Congenital Myopathy Research in the Beggs Laboratory

The fundamental goals of the Beggs Laboratory are to understand the molecular basis for congenital myopathies and use this information to develop improved diagnostic and therapeutic methods. The congenital myopathies are a group of rare genetic disorders that result in muscular weakness, often from birth. Severe cases may lead to death in early infancy, often from an inability to breathe independently. Patients with milder cases may survive infancy and learn to walk, however, significant muscle weakness persists for life. Some of the specific diseases we study include myotubular myopathy, centronuclear myopathy and nemaline myopathy and we are generally interested in other forms of congenital myopathy, including undefined cases without firm diagnoses.

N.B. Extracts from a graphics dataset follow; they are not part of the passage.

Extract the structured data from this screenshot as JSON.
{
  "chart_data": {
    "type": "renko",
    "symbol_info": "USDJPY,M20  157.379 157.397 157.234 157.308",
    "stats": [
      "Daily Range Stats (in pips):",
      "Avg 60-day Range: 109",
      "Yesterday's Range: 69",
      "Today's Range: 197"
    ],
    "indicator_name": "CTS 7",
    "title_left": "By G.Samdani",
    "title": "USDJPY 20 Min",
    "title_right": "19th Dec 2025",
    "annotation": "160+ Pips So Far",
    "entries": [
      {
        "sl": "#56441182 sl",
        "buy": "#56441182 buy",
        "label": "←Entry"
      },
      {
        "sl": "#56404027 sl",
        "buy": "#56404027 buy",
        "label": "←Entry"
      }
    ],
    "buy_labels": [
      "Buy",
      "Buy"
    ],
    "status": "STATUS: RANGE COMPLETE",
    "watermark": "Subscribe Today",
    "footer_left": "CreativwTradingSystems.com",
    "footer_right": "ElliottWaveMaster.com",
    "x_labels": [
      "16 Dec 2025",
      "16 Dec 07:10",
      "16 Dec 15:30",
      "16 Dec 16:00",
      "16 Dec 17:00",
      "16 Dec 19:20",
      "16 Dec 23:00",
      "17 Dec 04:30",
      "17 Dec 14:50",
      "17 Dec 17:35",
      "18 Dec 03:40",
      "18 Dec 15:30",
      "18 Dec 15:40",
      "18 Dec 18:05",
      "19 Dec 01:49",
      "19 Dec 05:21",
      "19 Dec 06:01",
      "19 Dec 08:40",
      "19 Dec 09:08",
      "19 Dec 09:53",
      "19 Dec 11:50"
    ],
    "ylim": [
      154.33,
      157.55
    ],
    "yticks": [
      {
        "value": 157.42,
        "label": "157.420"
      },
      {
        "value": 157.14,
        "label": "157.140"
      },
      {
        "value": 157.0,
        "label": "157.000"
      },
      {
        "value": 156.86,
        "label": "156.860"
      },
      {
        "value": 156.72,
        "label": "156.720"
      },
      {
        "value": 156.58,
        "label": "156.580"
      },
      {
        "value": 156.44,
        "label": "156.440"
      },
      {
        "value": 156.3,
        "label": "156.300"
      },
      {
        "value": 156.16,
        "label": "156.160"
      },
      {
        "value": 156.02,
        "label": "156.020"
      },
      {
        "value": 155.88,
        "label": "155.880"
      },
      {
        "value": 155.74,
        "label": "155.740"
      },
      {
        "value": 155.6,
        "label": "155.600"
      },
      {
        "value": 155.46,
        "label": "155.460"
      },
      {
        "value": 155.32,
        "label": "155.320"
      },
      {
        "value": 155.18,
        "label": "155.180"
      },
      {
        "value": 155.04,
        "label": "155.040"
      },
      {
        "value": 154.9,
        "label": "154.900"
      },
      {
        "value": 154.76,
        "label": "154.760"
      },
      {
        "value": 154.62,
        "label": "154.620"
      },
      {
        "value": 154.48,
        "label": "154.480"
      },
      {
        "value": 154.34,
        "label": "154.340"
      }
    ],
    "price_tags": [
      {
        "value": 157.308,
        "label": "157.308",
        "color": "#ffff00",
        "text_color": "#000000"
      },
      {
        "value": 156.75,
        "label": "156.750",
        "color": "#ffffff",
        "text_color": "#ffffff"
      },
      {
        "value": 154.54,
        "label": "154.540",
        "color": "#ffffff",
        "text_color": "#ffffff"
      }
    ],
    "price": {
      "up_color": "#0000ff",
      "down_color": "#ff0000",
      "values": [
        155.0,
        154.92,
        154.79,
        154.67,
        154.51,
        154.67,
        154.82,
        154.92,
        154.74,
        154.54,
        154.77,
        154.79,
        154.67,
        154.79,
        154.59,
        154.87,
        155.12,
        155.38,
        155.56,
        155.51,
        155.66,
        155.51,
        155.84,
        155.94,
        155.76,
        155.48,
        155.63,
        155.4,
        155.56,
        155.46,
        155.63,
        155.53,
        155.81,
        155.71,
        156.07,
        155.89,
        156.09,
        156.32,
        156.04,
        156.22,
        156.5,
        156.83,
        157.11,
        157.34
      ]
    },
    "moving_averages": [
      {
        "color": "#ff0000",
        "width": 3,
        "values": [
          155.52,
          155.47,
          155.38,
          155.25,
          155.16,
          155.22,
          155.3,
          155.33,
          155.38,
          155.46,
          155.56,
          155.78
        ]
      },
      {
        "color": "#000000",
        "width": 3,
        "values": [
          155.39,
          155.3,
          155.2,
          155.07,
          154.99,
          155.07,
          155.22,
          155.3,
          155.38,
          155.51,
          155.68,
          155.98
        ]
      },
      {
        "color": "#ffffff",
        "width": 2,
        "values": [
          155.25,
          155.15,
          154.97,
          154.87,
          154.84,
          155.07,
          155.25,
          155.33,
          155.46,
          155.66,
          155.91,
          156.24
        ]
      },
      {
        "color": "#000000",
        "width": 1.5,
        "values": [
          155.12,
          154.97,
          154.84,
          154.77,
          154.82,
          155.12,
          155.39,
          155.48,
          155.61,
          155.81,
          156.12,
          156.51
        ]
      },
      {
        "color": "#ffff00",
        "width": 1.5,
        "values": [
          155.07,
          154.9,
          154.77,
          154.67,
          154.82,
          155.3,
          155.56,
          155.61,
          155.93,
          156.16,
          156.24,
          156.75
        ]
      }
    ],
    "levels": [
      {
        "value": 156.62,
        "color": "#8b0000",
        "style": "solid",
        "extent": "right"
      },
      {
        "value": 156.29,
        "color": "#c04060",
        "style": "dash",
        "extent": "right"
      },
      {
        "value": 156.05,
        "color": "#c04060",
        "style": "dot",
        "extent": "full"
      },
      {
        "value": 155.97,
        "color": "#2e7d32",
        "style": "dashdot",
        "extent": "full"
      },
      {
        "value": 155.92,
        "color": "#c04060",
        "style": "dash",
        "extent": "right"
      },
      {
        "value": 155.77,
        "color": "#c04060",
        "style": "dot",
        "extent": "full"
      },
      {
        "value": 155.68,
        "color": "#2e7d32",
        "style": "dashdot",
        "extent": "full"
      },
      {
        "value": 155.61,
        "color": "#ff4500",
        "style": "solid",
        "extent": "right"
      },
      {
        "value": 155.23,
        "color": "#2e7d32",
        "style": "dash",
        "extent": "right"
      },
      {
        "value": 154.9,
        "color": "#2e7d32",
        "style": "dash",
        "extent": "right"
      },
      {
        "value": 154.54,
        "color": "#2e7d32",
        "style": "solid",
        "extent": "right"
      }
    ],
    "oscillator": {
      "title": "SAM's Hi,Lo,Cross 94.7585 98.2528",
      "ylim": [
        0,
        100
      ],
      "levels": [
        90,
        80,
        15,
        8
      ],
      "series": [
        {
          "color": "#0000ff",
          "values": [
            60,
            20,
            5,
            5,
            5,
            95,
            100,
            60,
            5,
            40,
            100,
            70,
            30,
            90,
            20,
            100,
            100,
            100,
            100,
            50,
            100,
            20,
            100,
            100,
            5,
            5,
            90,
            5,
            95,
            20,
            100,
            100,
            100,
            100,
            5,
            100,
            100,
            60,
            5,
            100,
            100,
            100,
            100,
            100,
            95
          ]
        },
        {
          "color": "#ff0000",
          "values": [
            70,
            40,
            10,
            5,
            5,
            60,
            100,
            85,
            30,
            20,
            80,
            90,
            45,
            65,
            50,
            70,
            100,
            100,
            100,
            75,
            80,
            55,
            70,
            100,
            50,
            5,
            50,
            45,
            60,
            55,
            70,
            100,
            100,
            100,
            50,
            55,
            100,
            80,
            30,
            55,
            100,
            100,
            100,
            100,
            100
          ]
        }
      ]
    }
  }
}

To attain our goals, we are taking three complementary approaches in the laboratory. The first is to find and study new muscle-specific genes and proteins and learn as much as possible about their basic biology, including their normal structure and function. The underlying assumption is that these new genes are likely to include ones that are defective in patients with various congenital myopathies. After learning about the normal genes, we are then in a position to look for abnormalities of these genes in patients with muscle weakness, as described below.

The second major project is to find and enroll patients and families with various congenital myopathies into our research program and then study their genetic material (DNA) and muscle to find the causes of their disorders. In the past few years, we have made much progress in understanding the causes of another related condition called nemaline myopathy, including the identification of three genes involved in this disorder. Finding the causative mutation allows us to confirm the diagnosis and identify other family members who may be at risk to develop the disorder or pass it on to their children. For those who are interested, it opens the possibility for them to undergo genetic counseling and prenatal diagnosis for any future pregnancies. Finally, we hope that knowing the genetic basis for each congenital myopathy will allow us to design specific and effective treatments for some of these diseases.

The third complementary approach is to learn as much as possible about the physiologic state of diseased muscle from patients with congenital myopathy. One frustrating aspect of medical genetics today, is that knowing the exact genetic defect has often not allowed us to fully understand how the disease is caused and, more importantly, how we can cure it. Utilizing recent advances in microarray technology, we are studying the expression of thousands of different genes simultaneously to understand the “downstream” or secondary consequences of particular genetic mutations. In particular, patients with myotubular myopathy have a defect in their “myotubularian” gene that results in incomplete muscle maturation. If we can learn about each of the results of myotubularian defects, we hope to identify critical pathways of muscle differentiation which may be targets for pharmacologic treatment.